Dopo l’incontro dedicato alla cartella “Documentari dal mondo” con un filmato dal titolo: La festa di Chang May, si è svolto, nella sede di Presenza Lucana di Via Veneto 106/A, un appuntamento della cartella “ARTIGIANATO DEL SUD” con documentario proposto da Lucio Miniussi, dal titolo: Intarsio sorrentino, del maestro Alberto Giglio.
L’intarsio è una vera arte, consistente nel tagliare e riunire dei piccoli pezzi di legno, dalla grandezza millimetrica, di varia forma e colore, per la costruzione di un manufatto. L’arte della tarsia risale al VI secolo e gli Arabi erano gli unici a praticarla. L’origine dell’intarsio, a Sorrento, risale all’epoca dei monaci benedettini che risiedevano nel monastero di Sant’Agrippino, tra il 500 e il 600. Nei loro laboratori, i monaci, usavano legni, di produzione locale, quali il noce, il limone e l’arancio. In seguito, quando quest’arte si estese, per creare l’effetto chiaro-oscuro, furono impiegati molti altri legnami. Il corpo del mobile era, comunemente, ottenuto dall’ulivo, dal noce e raramente dal castagno.
Per quanto riguarda le decorazioni, gli artigiani, dopo le ispirazioni a motivi pompeiani, iniziarono a orientarsi su scene di vita quotidiana. I costumi napoletani rappresentarono il momento più elevato della tarsia sorrentina.
Anche se con tecniche diverse, fornite da nuove macchine e strumenti, la tarsia sorrentina è eseguita, ancora, da artigiani, che non hanno abbandonato la tradizione tramandata dai loro predecessori.

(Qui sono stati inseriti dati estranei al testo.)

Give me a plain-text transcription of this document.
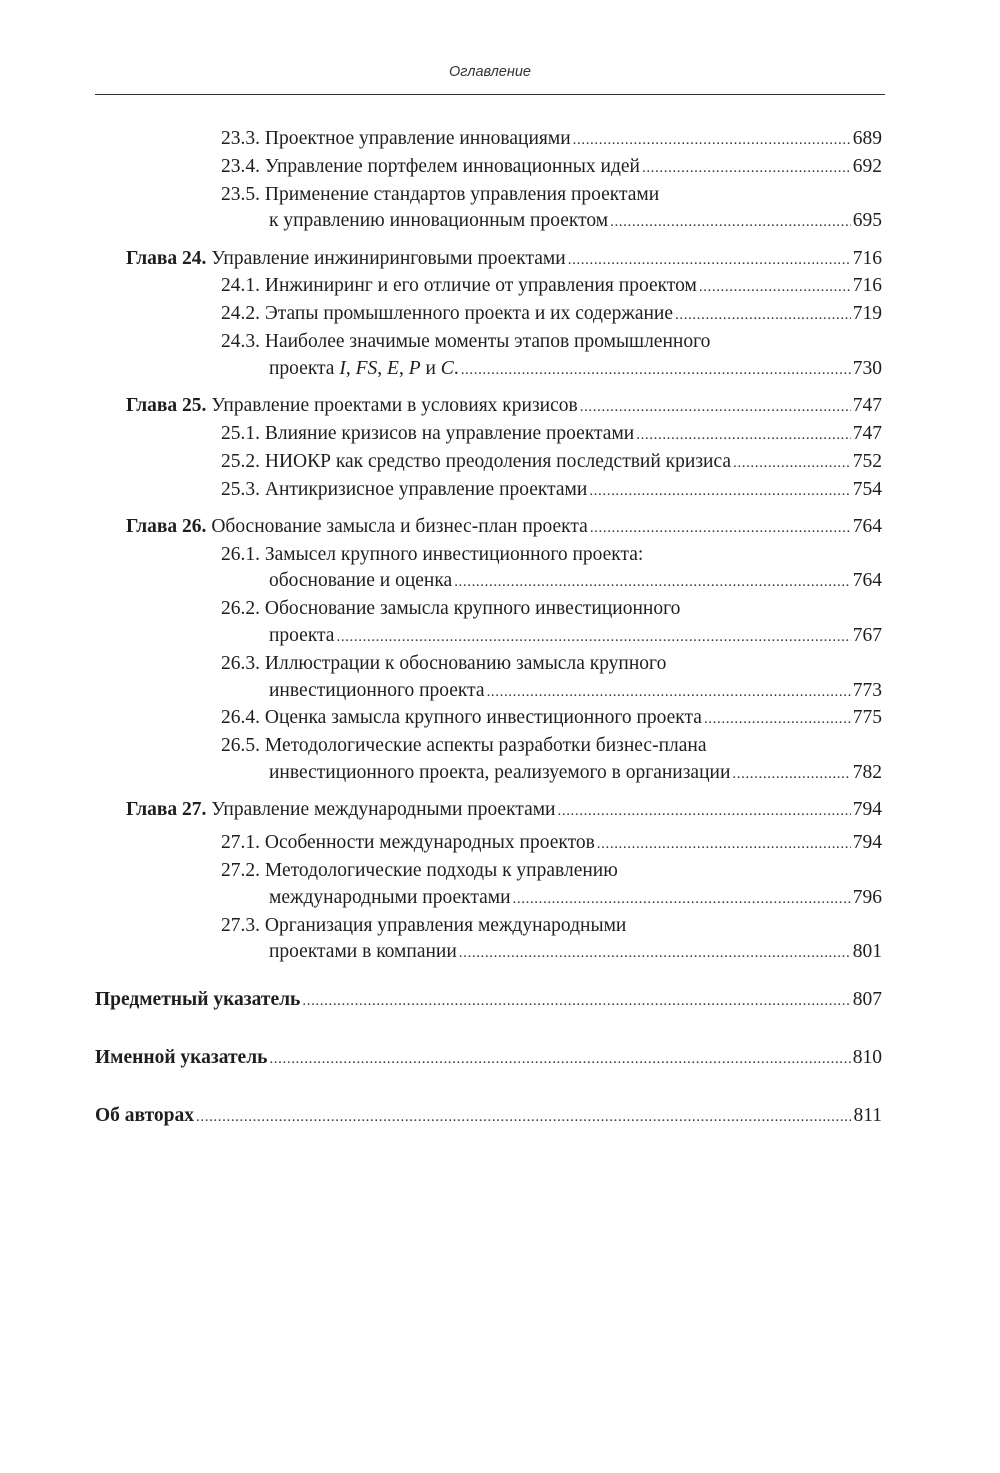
Оглавление
23.3.
Проектное управление инновациями .....	689
23.4.
Управление портфелем инновационных идей .....	692
23.5.
Применение стандартов управления проектами
к управлению инновационным проектом .....	695
Глава 24.
Управление инжиниринговыми проектами .....	716
24.1.
Инжиниринг и его отличие от управления проектом .....	716
24.2.
Этапы промышленного проекта и их содержание .....	719
24.3.
Наиболее значимые моменты этапов промышленного
проекта I, FS, E, P и C. .....	730
Глава 25.
Управление проектами в условиях кризисов .....	747
25.1.
Влияние кризисов на управление проектами .....	747
25.2.
НИОКР как средство преодоления последствий кризиса .....	752
25.3.
Антикризисное управление проектами .....	754
Глава 26.
Обоснование замысла и бизнес-план проекта .....	764
26.1.
Замысел крупного инвестиционного проекта:
обоснование и оценка .....	764
26.2.
Обоснование замысла крупного инвестиционного
проекта .....	767
26.3.
Иллюстрации к обоснованию замысла крупного
инвестиционного проекта .....	773
26.4.
Оценка замысла крупного инвестиционного проекта .....	775
26.5.
Методологические аспекты разработки бизнес-плана
инвестиционного проекта, реализуемого в организации .....	782
Глава 27.
Управление международными проектами .....	794
27.1.
Особенности международных проектов .....	794
27.2.
Методологические подходы к управлению
международными проектами .....	796
27.3.
Организация управления международными
проектами в компании .....	801
Предметный указатель .....	807
Именной указатель .....	810
Об авторах .....	811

Il lavoro, in generale, si basa sulla collaborazione e la partecipazione di diversi esecutori:
• il disegnatore che elabora e crea la figura da rappresentare;
• l’intarsiatore che esegue il traforo;
• l’impiallicciatore che fissa le sagome ottenute, con la colla, su un supporto cartaceo;
• il ricacciatore, il cui compito è quello di completare e ritoccare le parti intarsiate con l’inchiostro di china;
• il lucidatore è il tecnico che termina l’opera verniciando il manufatto con gomma lacca.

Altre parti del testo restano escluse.